Aos Fatos

Pilha de dinheiro em vídeo é escultura, não apreensão na casa de Cristina Kirchner

Por Luiz Fernando Menezes

4 de abril de 2019, 14h19


Vídeo de uma escultura espanhola que reproduz pilhas de dinheiro queimado viralizou nas redes sociais como se tivesse sido gravado em uma apreensão policial na casa da ex-presidente da Argentina Cristina Kirchner. A obra é do artista plástico Alejandro Monge e chama-se “EU & USA Dream”. A polícia chegou a fazer revistas em três endereços de Cristina no ano passado, mas não foi relatada apreensão de dinheiro.

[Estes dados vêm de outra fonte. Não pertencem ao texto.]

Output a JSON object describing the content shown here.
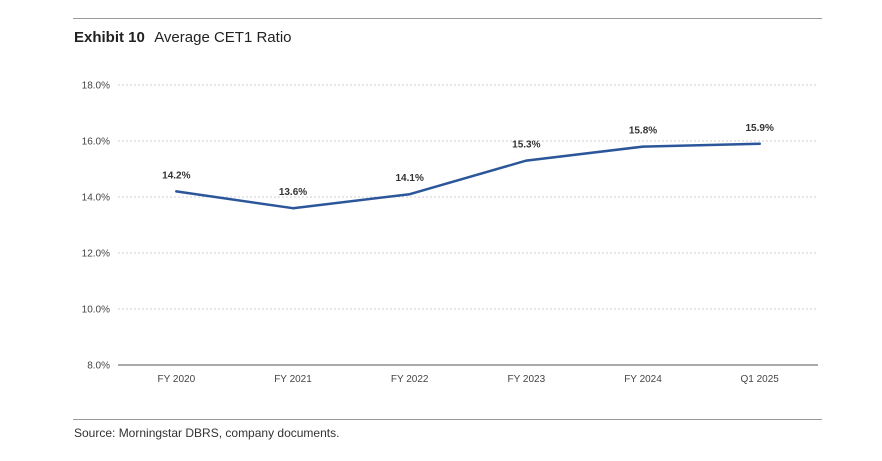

A desinformação ganhou força no WhatsApp nesta semana e foi denunciada ao Aos Fatos por leitores no aplicativo de mensagens (veja como participar). Publicações semelhantes no Facebook — uma delas com cerca de 19 mil compartilhamentos — foram marcadas com o selo FALSO na ferramenta de verificação da rede social (entenda como funciona).


FALSO

MONTANHAS DE EUROS E REAIS NA CASA DE CRISTINA KIRCHNER. A OPERAÇÃO VAZOU, MAS A POLÍCIA CHEGOU ANTES QUE QUEIMASSEM TUDO.

O dinheiro nem é real: trata-se de uma obra do artista espanhol Alejandro Monge chamada “EU & USA Dream”. O vídeo foi publicado por Monge em sua conta no Instagram em fevereiro. Na legenda, ele informa que as cédulas foram todas pintadas à mão.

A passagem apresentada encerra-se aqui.